In an internal combustion engine in an automobile, vibrations of 40 to 50 g (1 g=approx. 9.8 m/s2) are generated, and there are also cases where the flow velocity of the intake air reaches 200 m/s or more. Furthermore, when a backfire occurs, a pressure of nearly two atmospheres may also act on the thermosensitive flow rate detecting element. Thus, when a thermosensitive flow rate detecting element having a diaphragm construction is subjected to mechanical stress of this kind, if the size of the diaphragm portion is larger than a design value (a desired value), or if there is an abnormality in the shape of the diaphragm portion, problems arise such as the diaphragm portion being damaged.
However, in the first conventional thermosensitive flow rate detecting element 60, because the diaphragm portion is formed by etching the silicon substrate 67, there is a certain amount of the irregularity in the size of the diaphragm portion. As a result, in the first thermosensitive flow rate detecting element 60, irregularities arise in the flow rate detection characteristics and the fluid temperature detection performance, preventing accurate flow rate detection, and if applied to uses in measuring the amount of intake air rate in an internal combustion engine of an automobile, problems may arise such as the occurrence of accidents which are damaging to the first thermosensitive flow rate detecting element 60.

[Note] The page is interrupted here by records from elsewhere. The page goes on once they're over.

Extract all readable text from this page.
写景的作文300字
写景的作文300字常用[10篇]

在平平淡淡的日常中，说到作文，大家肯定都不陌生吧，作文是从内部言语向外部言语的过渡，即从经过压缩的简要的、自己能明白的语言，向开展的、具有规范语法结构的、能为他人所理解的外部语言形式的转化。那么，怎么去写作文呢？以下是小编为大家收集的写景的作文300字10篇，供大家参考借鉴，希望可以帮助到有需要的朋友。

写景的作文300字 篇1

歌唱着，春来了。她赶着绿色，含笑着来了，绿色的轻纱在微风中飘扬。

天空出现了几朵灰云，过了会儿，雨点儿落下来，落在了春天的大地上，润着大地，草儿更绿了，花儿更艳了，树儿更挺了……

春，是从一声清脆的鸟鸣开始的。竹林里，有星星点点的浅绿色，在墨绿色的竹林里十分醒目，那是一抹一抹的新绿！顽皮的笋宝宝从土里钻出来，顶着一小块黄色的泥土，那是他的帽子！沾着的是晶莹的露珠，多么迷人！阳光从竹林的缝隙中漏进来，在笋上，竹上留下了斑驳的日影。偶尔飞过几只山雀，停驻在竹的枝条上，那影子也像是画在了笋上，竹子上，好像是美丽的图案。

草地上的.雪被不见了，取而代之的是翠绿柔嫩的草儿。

On the other hand, in the second conventional thermosensitive flow rate detecting element 70, although irregularities in the flow rate detection characteristics and the fluid temperature detection performance resulting from irregularities in the size of the diaphragm portion are suppressed by forming the heat transfer layers 75, no consideration is given to keeping the size of the diaphragm portion 72 to a design value, and if applied to use in measuring the amount of intake air rate in an internal combustion engine of an automobile, problems may arise such as the occurrence of accidents which are damaging to the second thermosensitive flow rate detecting element 70 as a result of the irregularities in the size of the diaphragm portion.